Additional information on the progress of the Jihad and it’s most pivotal battle fields is included in side bars containing information on specific worlds like Terra, Dieron, Tharkad and the like.  Each of these also includes a mini-campaign for players to complete.  Mini campaigns are a collection of tracks and missions that together make up a small segment of the Jihad centered around the subject world.  Additional information is provided on forces involved and a detailed account of the importance of the world in the Jihad.  There is a lot of fiction and fluff material crammed into this book.

New to this book are 49 never before seen tracks spread more of less evenly between the reprinted tracks.

On average Jihad Turning Points PDFs cover 8-9 tracks.  This means that Total Chaos is the equivalent of around 10 Jihad Turning Points PDFs when looking at new tracks alone.

The new tracks bring a lot of variety including space missions, solaris maps, and other pleasant combinations of objectives and options all in keeping with the standard set in the original campaign.  The Jihad Chaos Campaign is a hell of a story and the best way to experience it is to play it.

All the Rest

A campaign tracking sheet is included, unchanged from it’s original poorly organized predecessor.  You can find an upgraded campaign tracking sheet in the Downloads section.  My original thoughts on the matter are still relevant.

Random assignment tables are provided for mercenaries, Word of Blake, and WoB Shadow Divisions.  These RATs are better than your usual fare.  They are quite extensive even going so far as accounting for technology ratings.  Aerospace, vehicles, and battle armor join the ‘Mechs for combined arms variety.

The final tables are huge, and include up to 19 choices per wight class for ‘Mechs, Vehicles, Battle Armor, and Aerospace.  Technology ratings will affect the final result of a 2D6 roll.  The higher up the chart you are the better the technology level allowing for increased variety.

Finishing up the PDF are two very interesting custom units.  An Awesome piloted by a Mr. Cameron and an Atlas II piloted by Delvin Stone.  Icing on the cake as far as I’m concerned and a fine end to an epic sourcebook.

The Final Word

I’ve heard the criticism.

Isn’t this all reprinted stuff from old books?  Why should I buy it twice?

That’s true except for the 49 new tracks, new and updated missions, the updated track fiction, the new mercenary bios, the new terrain tables, the new (and huge) RATs, and the extra planet and battle specific Jihad details.  You get the idea.  There is a lot to like in this book and most of it is going to be as fresh as any new sourcebook you planned to buy.

For Chaos Campaign enthusiasts, this is a cap stone must have product.  For those who may have been hesitant to join in the fun, Total Chaos provides a one stop product to get started in the Jihad.  Instead of purchasing the huge volume of products associated with the original campaign, all of it (and much more) is included here in one place.

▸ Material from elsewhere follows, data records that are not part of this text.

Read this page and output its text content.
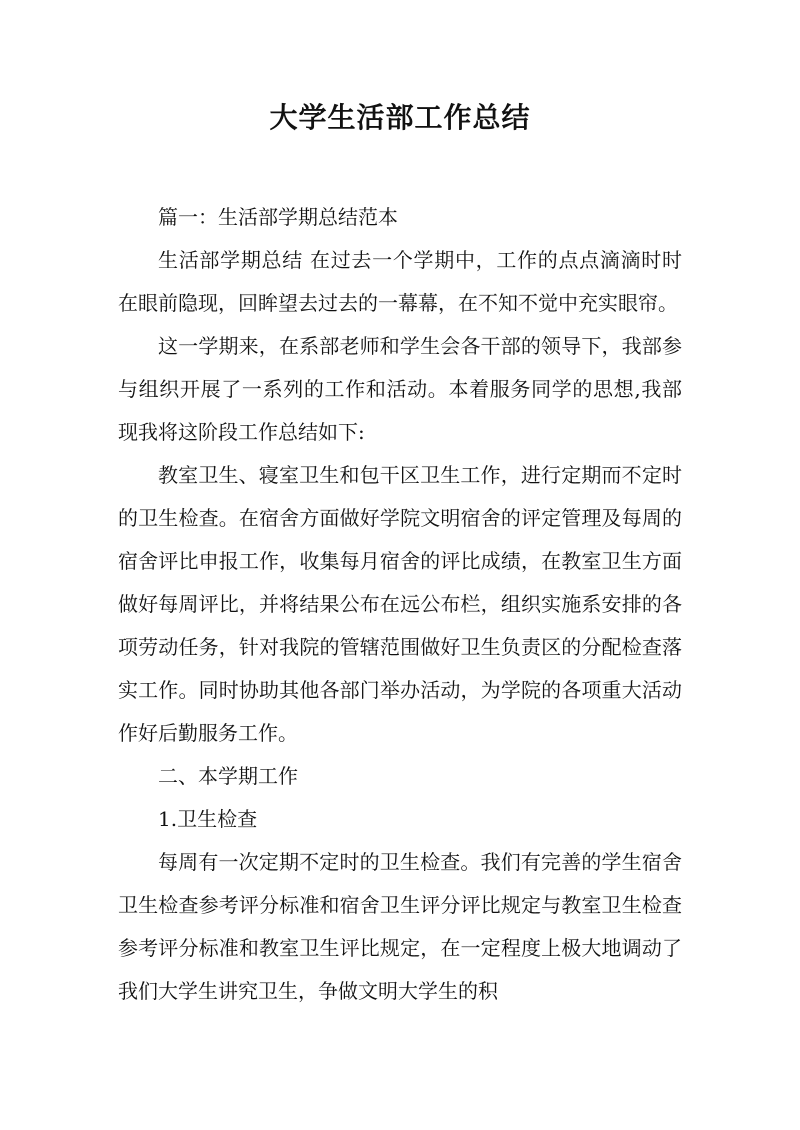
大学生活部工作总结

篇一：生活部学期总结范本

生活部学期总结 在过去一个学期中，工作的点点滴滴时时在眼前隐现，回眸望去过去的一幕幕，在不知不觉中充实眼帘。

这一学期来，在系部老师和学生会各干部的领导下，我部参与组织开展了一系列的工作和活动。本着服务同学的思想,我部现我将这阶段工作总结如下:

教室卫生、寝室卫生和包干区卫生工作，进行定期而不定时的卫生检查。在宿舍方面做好学院文明宿舍的评定管理及每周的宿舍评比申报工作，收集每月宿舍的评比成绩，在教室卫生方面做好每周评比，并将结果公布在远公布栏，组织实施系安排的各项劳动任务，针对我院的管辖范围做好卫生负责区的分配检查落实工作。同时协助其他各部门举办活动，为学院的各项重大活动作好后勤服务工作。

二、本学期工作

1.卫生检查

每周有一次定期不定时的卫生检查。我们有完善的学生宿舍卫生检查参考评分标准和宿舍卫生评分评比规定与教室卫生检查参考评分标准和教室卫生评比规定，在一定程度上极大地调动了我们大学生讲究卫生，争做文明大学生的积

Some players may scoff at the prospect of purchasing a compilation but there is plenty within these pages that make up for any sense of repetition.

Posted under Review
  1. Quigs Said,

    I’ll reverse the question. If you purchase this product, is there any point in purchasing the previous components?

  2. Mark Hall Said,

    Sure there is. the previous products all come with their own Fluff and Stories. And depending on the books you get mechs,New tech and planet reports. The only thing being repeated are the tracks from the Chaos Campaign.

    We’ve just kicked off our own Total Chaos Campaign last night. It started well with our Wolverine starting the game with a failed Masc Roll. :(

    Totally agree with your Final words in the review.